Sambil berkemas sore itu, Nurhaliza menyampaikan ketika menjalankan tugas, dirinya pernah di omeli oleh PMI yang tidak terima dengan hasil tes swab yang dilakukan. Sebab hasilnya positif dan PMI tersebut merasa dirinya sehat-sehat saja.
Setelah diberikan penjelasan, akhirnya PMI itu bersedia untuk menjalani isolasi di mess KKP yang telah ditentukan pemerintah RI bagi Pekerja Migran Indonesia yang tiba dari Sarawak.
“Saya jelaskan kepada PMI tersebut, salah satu syarat masuk ke Indonesia selama pademi Covid-19 mesti menjalani tes swab/PCR,” ucapnya.
Setelah itu, wajib menjalani karantina selama lima hari bagi yang tidak terkonfirmasi positif.
“Sedangkan yang terkonfirmasi harus menjalani isolasi di Mess KKP selama 10 hari hingga pulih dan hasil tes swabnya negative,” ucap Nurhaliza.

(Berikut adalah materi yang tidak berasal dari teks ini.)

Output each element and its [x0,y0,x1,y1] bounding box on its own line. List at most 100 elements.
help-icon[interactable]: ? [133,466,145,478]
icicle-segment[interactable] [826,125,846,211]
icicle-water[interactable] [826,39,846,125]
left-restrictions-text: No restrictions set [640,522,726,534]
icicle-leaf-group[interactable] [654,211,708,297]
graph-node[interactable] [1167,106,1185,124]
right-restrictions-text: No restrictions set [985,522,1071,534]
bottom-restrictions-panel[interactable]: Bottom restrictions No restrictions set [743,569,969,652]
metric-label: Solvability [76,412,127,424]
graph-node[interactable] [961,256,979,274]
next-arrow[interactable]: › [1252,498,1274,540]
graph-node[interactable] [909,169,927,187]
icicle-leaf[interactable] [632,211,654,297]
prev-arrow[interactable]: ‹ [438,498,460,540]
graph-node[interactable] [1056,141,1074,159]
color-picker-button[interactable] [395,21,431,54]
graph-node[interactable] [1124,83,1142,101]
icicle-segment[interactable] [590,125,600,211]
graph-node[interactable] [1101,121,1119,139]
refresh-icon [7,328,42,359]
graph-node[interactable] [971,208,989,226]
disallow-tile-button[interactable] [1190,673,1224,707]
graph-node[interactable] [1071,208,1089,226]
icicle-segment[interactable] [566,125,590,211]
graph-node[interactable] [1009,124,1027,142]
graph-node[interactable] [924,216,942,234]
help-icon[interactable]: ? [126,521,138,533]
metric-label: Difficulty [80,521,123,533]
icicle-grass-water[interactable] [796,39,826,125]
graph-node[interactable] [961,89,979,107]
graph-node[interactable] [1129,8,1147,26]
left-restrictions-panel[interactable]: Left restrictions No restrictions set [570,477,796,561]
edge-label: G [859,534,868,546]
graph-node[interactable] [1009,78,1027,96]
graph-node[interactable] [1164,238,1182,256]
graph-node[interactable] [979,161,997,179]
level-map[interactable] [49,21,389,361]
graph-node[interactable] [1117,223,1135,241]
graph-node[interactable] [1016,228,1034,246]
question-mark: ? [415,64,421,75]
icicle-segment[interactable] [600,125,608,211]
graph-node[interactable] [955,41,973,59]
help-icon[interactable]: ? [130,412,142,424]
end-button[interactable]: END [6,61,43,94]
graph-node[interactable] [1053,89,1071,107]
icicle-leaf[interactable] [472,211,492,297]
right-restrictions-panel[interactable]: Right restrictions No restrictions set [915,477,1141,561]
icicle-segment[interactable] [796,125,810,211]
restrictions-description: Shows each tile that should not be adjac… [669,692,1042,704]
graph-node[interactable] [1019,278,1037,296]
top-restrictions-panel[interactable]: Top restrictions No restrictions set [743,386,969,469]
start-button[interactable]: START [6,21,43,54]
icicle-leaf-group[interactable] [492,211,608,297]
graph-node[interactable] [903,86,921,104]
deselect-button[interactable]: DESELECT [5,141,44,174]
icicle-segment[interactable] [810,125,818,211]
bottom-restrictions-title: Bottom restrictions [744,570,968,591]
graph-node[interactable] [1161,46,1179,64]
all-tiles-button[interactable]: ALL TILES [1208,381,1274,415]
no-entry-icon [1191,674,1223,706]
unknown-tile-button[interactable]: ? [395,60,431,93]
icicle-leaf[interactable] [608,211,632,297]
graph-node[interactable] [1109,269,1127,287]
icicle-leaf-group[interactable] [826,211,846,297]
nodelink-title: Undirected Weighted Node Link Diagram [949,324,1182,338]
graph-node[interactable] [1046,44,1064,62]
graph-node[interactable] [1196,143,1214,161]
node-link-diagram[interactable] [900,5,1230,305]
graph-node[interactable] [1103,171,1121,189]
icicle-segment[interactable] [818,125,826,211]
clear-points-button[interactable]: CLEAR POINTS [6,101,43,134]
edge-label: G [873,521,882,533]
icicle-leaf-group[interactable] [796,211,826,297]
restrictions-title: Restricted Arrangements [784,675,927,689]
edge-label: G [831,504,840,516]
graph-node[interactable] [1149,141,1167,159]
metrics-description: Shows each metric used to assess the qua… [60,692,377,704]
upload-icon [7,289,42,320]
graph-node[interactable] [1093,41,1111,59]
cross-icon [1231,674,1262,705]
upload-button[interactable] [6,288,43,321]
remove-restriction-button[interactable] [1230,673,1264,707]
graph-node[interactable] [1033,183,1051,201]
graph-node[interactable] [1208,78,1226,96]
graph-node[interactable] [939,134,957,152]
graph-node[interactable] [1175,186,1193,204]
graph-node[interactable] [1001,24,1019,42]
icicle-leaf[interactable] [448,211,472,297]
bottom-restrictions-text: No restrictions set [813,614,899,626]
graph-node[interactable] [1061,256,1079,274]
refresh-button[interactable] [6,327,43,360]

Selain mendapatkan komplain dari PMI, relawan Covid-19 ini juga menjadi tempat bagi PMI mengeluarkan keluhan kenapa karantina lama, kapan mereka harus selesai menjalani karantina dan sebagainya.
“Jika tidak sabar, tentu adu argumen bakal terjadi sengit, namun kami sabar menghadapi puluhan PMI yang menjalani karantina di Entikong,” tutur dia.
Nurhaliza melanjutkan, suka dan duka menjadi relawan Covid-19 ini seakan ak ada habisnya. Sukanya, ia bisa mendapatkan rekan dan keluarga baru di tempat bekerja.
Diungkapkan Nurhaliza, saat menjalankan tugas ada satu kejadian yang sampai saat ini tidak bisa dilupakan, dimana dirinya bersama tiga rekan sesama relawan membantu PMI melahirkan di tempat karantina.
“Prosesnya berjalan lancar, namun kami juga merasa was-was karena sebelumnya tidak pernah membantu proses melahirkan. Ibu dan bayi selamat langsung kami rujuk ke puskesmas terdekat untuk menjalani perawatan,” ucap Nurhaliza.
Dia juga membeberkan, awalnya ikut menjadi relawan Covid-19 ini, semata-mata hanya untuk mencari kerja, karena memang sulit mendapatkan pekerjaan dan diperburuk oleh keadaan.
Namun lambat laun, sikap awalnya berubah. Ia mulai sadar, menjadi seorang relawan Covid-19 bukan hanya bekerja dan mendapatkan insentif yang dibayarkan setiap bulan, tapi lebih dari itu, ia menyadari menjadi relawan Covid-19 adalah bekerja untuk orang banyak dan untuk kemanusiaan.